Nevertheless, a few men will try to go back to the early beginnings on the assumption that not everything good in the strawberry world originated in Chile and North America. Europe may have something to contribute. The religious artists of the 1400's loved the wild European strawberry. Perhaps it will yet contribute something more tangible than religious art.
The immediate future in the United States undoubtedly belongs to the strawberries originated by Doctor Darrow and his close friends and many associates in many states. On the continent of Europe, the future seems to belong increasingly to the varieties originated by Professor von Sengbusch in Germany. In the British Isles, varieties originated by the Cambridge Experiment Station, and in Scotland varieties originated by Robert Reid of Auchincruise, seem to dominate the picture.
Probably no domestic plant is more complex biologically, more sensitive in its adaptability than the strawberry. This means that a really good and comprehensive book is almost impossible.
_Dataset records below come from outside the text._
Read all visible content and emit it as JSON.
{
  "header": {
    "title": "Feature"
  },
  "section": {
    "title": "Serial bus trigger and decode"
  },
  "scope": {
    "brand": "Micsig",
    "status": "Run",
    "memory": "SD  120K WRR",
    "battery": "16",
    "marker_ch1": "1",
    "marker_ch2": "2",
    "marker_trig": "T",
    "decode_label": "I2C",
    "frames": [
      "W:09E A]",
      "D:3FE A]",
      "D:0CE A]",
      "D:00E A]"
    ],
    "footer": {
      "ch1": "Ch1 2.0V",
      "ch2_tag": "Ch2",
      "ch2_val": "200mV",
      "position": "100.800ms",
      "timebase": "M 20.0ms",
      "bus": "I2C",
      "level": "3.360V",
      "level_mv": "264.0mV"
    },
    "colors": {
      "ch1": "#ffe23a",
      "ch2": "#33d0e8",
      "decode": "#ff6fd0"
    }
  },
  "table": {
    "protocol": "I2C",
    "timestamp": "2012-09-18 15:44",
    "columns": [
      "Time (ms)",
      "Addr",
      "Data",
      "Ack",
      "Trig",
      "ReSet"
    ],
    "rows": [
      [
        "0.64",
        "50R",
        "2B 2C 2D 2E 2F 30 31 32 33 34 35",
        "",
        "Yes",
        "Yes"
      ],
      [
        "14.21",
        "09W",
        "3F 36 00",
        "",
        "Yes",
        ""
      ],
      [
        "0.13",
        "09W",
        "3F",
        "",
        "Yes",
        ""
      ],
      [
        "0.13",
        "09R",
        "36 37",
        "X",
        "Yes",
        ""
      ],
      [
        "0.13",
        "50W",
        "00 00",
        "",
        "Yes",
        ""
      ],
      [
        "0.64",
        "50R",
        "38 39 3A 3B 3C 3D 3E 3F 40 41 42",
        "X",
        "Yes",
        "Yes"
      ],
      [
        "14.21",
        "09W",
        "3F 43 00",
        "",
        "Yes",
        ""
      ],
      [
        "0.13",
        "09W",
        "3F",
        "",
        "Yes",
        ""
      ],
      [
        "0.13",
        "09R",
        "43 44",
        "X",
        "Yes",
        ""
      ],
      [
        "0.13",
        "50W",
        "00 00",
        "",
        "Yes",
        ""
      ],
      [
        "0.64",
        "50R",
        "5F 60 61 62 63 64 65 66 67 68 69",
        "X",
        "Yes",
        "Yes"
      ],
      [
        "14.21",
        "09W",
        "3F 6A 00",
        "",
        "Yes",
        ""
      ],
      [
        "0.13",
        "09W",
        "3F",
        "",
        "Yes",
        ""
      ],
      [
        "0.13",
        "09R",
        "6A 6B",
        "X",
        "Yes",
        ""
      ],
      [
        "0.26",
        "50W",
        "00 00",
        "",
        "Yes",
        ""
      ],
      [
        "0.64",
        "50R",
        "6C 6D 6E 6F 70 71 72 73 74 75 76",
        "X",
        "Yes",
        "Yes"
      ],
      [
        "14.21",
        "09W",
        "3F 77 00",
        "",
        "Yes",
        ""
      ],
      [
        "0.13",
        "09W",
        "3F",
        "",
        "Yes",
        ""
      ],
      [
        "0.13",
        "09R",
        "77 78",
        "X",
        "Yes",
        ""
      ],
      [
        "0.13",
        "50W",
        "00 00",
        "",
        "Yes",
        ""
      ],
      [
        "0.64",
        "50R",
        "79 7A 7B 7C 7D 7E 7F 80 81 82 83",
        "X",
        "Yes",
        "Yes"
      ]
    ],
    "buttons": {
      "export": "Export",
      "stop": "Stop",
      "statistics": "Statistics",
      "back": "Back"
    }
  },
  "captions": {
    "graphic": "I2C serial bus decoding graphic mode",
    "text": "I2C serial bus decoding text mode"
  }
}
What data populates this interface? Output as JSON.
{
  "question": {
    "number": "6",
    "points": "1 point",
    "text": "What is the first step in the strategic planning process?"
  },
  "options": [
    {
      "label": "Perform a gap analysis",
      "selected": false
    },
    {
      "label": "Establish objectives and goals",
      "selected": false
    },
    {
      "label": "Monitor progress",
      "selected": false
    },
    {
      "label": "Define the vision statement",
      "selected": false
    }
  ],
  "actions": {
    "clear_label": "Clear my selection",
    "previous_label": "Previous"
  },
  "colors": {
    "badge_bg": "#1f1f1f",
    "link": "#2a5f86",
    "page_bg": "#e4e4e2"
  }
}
Fortunately, the history of the domestic berry begins only in 1760, and therefore we know more about this plant's history than we do about most other organisms. Doctor Darrow is deserving of great credit for getting the cooperation of so many strawberry experts in helping him write a story which is both scientific and romantic. In my opinion, the history of the strawberry has just begun. However, I doubt that the strawberry of the future will ever attain the size of the berries seen by Hieronymous Bosch's tortured imagination in the early 1500's.